We have to accept that all software is written by humans, and humans have a reputation for being idiots . Imagine I have two teams (T1 and T2) operating on the same Dgraph cluster. In Dgraph multi tenancy, each team will get their own prefix for 2 predicates (1-a, 1-b and 2-a, 2-b). Now Dgraph does not guarantee that groups are aligned along the multi tenancy boundary, so group 1 in Dgraph may get 1-a, and 2-b, while group 2 get 1-b and 2-a.
Now team T1 writes code that goes through 4 levels of code review, as they are a super critical path in the system. Team T2 on the other hand, doesn’t have the budget or the patience, mostly because they are an internal team in charge of building an app to order lunch for everyone. But someone on T2 writes a bad query. Like a really bad query. And accidentally calls it in a for loop that fires this query every 200ms (thanks to forgetting to await on a javascript promise in a loop).

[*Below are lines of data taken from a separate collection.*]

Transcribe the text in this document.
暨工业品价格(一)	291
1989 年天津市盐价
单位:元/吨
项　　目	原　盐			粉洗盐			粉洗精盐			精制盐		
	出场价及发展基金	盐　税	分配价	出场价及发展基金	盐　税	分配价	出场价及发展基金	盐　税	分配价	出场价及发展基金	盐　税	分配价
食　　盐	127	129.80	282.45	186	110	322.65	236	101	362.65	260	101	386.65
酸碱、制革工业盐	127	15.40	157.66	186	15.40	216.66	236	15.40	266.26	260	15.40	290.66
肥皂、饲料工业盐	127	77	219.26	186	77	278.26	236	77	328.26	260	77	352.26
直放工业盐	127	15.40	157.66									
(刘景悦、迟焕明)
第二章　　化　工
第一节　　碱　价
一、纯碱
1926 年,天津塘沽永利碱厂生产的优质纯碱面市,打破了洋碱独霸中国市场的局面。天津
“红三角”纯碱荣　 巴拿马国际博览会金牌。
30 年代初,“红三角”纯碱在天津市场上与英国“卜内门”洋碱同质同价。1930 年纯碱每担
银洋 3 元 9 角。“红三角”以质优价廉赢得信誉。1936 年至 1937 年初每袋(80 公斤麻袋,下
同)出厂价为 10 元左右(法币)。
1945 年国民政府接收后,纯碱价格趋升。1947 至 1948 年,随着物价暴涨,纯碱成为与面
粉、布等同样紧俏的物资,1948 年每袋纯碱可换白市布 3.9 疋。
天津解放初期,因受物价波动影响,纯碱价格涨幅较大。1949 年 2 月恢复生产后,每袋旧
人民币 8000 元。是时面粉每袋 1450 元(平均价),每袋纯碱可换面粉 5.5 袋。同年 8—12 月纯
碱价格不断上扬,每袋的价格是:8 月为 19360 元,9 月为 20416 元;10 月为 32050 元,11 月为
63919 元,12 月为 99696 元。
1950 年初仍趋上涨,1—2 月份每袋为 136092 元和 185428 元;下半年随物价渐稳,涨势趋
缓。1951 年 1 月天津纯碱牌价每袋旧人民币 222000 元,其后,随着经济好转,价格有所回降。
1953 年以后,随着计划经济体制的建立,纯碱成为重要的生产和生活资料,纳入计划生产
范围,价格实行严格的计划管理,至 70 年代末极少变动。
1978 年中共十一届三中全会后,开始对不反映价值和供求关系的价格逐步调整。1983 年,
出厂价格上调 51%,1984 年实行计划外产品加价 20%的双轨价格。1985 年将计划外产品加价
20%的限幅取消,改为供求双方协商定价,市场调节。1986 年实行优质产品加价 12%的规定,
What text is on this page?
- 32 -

Now the result: Team T1, who is just seeing normal load, starts seeing more and more latency on their API response time, even though there was no difference in load. Eventually, Dgraph starts giving more and more CPU over to the bad queries that team T2 writes, until T1 just stops working all together.
Sure, you could add a query-limit, which limits all queries to 500ms or whatever, but that’s an arbitrary limit, and affects all namespaces, so now you need buy in from multiple different teams, not just T1 and T2.
By problem is by no means unique to Dgraph, as all data stores suffer from the same issue. Hardware isolation (ie, separate hardware for each database) is the only solution I know of to solve this.
ETA/TL;DR: The point I’m trying to make is that most HA solutions work on solving hardware or network failure. Resource exhaustion / starvatio due to human error is a much more common problem, at least in my experience.